Students in a classroom listening to a presentation
Students in a classroom listening to a presentation

Languages don’t need to be visual. Include these best practices in your language programs to ensure access to blind or visually impaired students.

Most language course work focuses on visual input as the main tool for teaching language. Students practice vocabulary by identifying pictures in the target language. Cultural curriculum focuses on the visual arts or landscapes. Exams ask students to match categories in corresponding lists.

Blind or visually impaired people benefit from language study in the same way as sighted students, but there are some key differences in the way that they learn. A multisensory approach to language teaching can help shift to a more inclusive environment.

  • Classroom activities that include physical artifacts or music enable students to take in the language with their other senses.
  • Descriptions of pictures in the student’s original language assists with activities in which they must recognize vocabulary in the target language.
  • Division of the students into groups of two or three for textbook activities can also facilitate participation, ensuring student can contribute, such as by taking notes or reporting to the class on their group’s answers.

If the student excels at language, consider putting them with a group of students who are interested but struggling, so that they can trade their language skills for their peers’ ability to read the print.

For situations in which the target language involves a non-Romanized writing system, teachers and students have different options:

  • Use a draftsman’s board or styrofoam blocks to write out important characters tactilely.
  • Allow the student to use alternative systems like Pinyin, which writes out words phonetically as they sound rather than learning characters.
  • Offer multiple-choice options on exams for the student to demonstrate what they have learned.

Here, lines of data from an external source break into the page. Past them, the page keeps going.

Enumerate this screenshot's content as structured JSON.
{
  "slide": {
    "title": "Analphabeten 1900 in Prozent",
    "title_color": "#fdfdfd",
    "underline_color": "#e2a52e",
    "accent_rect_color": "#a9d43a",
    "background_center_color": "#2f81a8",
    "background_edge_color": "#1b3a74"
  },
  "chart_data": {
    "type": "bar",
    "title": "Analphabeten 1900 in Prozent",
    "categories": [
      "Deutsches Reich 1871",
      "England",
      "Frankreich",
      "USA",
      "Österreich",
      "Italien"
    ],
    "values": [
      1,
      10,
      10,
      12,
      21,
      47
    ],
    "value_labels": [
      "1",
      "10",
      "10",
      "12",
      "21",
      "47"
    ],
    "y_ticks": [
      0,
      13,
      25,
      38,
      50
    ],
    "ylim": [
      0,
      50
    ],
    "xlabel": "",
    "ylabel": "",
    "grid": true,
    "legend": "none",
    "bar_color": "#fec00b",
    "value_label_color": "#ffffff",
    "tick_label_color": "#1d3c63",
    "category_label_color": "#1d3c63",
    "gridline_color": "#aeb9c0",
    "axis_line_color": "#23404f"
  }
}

Students who need textbooks in alternative formats, such as digital, large print, or braille, sometimes don’t get their materials completed on time due to factors outside their control. Language textbooks often involve fill-in-the-blank activities and photographs, which take extra time for digitalization or transcription into braille. Alternative media specialists rarely speak the target language, so they are unable to check for errors. Braille readers often don’t receive their materials with the correct diacritical marks.

Developers of online resources often don’t make the effort to ensure that their materials are Web Content Accessibility Guidelines (WCAG) compliant. This means that blind and visually impaired students have trouble accessing accompanying digital materials.

Teachers and language programs need to remain open to student requests for reasonable accommodations or adjustments, while understanding that changes will sometimes be made at the last minute. Keep an open mind to the creative solutions developed with the student’s input and check with colleagues to see what solutions they have used. Language is an entryway into so many facets of life and the key is making sure the doors remain unlocked.